Defenders of the European Union argue that the institution may have flaws, but that it represents a noble ideal and for this reason the union must stand above everything else, like for example sovereignty, the will of the people in the individual nations and other petty and narrow-minded matters like national legislations. For the European Community and the European Union later granted decades of peace in the aftermath of the most devastating war in human history, the most widespread argument goes.

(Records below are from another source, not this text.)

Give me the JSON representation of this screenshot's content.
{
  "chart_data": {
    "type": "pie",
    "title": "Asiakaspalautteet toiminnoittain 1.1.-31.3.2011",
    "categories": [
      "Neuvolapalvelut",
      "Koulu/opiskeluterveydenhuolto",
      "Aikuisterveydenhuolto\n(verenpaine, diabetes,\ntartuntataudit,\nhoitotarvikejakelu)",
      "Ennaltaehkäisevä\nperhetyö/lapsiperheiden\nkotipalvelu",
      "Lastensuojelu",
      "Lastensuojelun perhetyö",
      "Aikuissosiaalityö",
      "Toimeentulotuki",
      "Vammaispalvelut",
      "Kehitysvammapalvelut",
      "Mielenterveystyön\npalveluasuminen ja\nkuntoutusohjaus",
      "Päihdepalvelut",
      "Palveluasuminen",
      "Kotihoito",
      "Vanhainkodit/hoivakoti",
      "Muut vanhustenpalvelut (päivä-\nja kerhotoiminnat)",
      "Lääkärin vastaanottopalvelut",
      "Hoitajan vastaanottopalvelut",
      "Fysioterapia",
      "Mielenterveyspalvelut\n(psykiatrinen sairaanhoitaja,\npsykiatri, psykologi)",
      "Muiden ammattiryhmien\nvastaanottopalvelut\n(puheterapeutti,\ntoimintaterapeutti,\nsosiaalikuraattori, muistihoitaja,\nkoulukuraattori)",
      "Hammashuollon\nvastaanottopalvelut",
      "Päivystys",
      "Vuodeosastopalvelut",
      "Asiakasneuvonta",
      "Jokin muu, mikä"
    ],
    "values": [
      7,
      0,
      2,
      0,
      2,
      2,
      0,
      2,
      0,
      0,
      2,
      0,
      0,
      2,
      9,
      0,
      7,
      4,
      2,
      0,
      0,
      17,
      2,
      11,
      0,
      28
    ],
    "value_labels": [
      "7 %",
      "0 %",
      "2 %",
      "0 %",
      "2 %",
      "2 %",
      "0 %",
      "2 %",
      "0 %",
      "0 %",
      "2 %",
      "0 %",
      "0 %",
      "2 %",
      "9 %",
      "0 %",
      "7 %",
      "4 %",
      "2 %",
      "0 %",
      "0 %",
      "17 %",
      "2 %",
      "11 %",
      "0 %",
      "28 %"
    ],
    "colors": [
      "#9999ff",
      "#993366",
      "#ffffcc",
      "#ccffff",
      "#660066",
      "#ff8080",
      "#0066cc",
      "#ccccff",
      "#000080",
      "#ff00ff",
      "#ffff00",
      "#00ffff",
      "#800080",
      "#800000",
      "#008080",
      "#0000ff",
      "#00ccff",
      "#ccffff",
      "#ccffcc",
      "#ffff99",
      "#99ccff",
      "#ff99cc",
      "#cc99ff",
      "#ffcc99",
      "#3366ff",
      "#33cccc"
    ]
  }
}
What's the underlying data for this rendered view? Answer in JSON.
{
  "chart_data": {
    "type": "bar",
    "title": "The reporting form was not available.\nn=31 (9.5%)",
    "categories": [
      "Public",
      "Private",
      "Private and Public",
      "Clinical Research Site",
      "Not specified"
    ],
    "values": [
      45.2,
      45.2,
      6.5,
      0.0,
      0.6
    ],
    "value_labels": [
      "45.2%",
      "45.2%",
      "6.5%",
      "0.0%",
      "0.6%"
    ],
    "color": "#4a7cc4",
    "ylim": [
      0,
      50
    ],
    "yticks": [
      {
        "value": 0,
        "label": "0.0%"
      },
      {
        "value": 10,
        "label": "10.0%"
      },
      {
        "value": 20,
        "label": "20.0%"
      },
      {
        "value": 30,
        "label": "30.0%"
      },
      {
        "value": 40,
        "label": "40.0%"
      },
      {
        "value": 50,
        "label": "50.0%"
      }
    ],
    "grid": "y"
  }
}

A noble ideal, though, as noble as it might be, cannot make us blind in light of the less pleasant realities the European Union today brings with it. The free circulation of people and goods is of course an excellent thing, but free trade and free movement do not have to become the alter on which one sacrifices other important things like democracy, freedom of expression and conscience and economic policies that actually make sense. Communism, the many and bitterly antagonizing branches of Christianity, Salafi Islam, racial purity, the crusade for the democracy in the Middle East, just to make a few examples, all stood for “noble ideals”, but their implementation in the real world brought nonetheless a great deal of suffering, tragedy and death. Noble ideals are not always enough to save humanity from itself.

In contemporary mainstream political discourse, however, any form of criticism of the European Union has become associated in the public consciousness to hideous things like populism, nationalism, Russian propaganda, fake news and outright ignorance. Arguably ungrateful electorates would not be able to recognise what is good for themselves, and everything good that has been brought onto them by the European Union over the past decades. In the minds of many, Brexit, just like the election of Donald Trump a few months later, could happen only because the electorate was manipulated by fake news and Russian propaganda.

Dismissing all disappoint and dissatisfaction with the European Union as symptoms of ignorance and gullibility, however, is not the most intelligent strategy either. Learning from one’s faults and mistakes is a necessary, albeit painful, fact of life. Stubbornly and scornfully refusing all criticism is a missed opportunity.

The fact that the very earthly realities of the European Union have not exactly looked up to its own lofty ideals is very evident in the face of the latest crisis provoked by the coronavirus epidemic, and this could be only the beginning of a severe economic recession. As ten years ago, when Europe chose austerity as a way out of the euro crisis, the deep divisions between the virtuous Northern Europe and the, conversely, not so virtuous South seem irreconcilable and are provoking a lot of bitterness and the resurfacing of old but difficult to do away with stereotypes about different national characters. Even one ex-President of the European Commission, Romano Prodi, has argued that this spirit does not really speak for a genuine community and has questioned the possibility of the European Union to survive.

Because while many celebrated the noble ideals of the European Union, for some member countries, the last decades have hardly been a success. It is not just Italy, that even before this latest emergency was still struggling to recover from the deep economic recession years than began in 2008 and was haemorrhaging hundreds of thousands of its young people that left the country every year in search of jobs and livelihood abroad, or even Greece, that was punished into austerity. Even for countries like France and Germany, arguably the leaders in the EU, growth had been anaemic, well below world averages, at least since the introduction of a single currency in 1999. The necessity of having a single monetary policy, largely dictated by Germany and guided its anachronistic fear of inflation, ended up stifling growth in many European countries. It would be utterly stupid of noble ideals kept blinding us from common sense and more reality-based ideas and policies. Even beautiful words become empty after a while.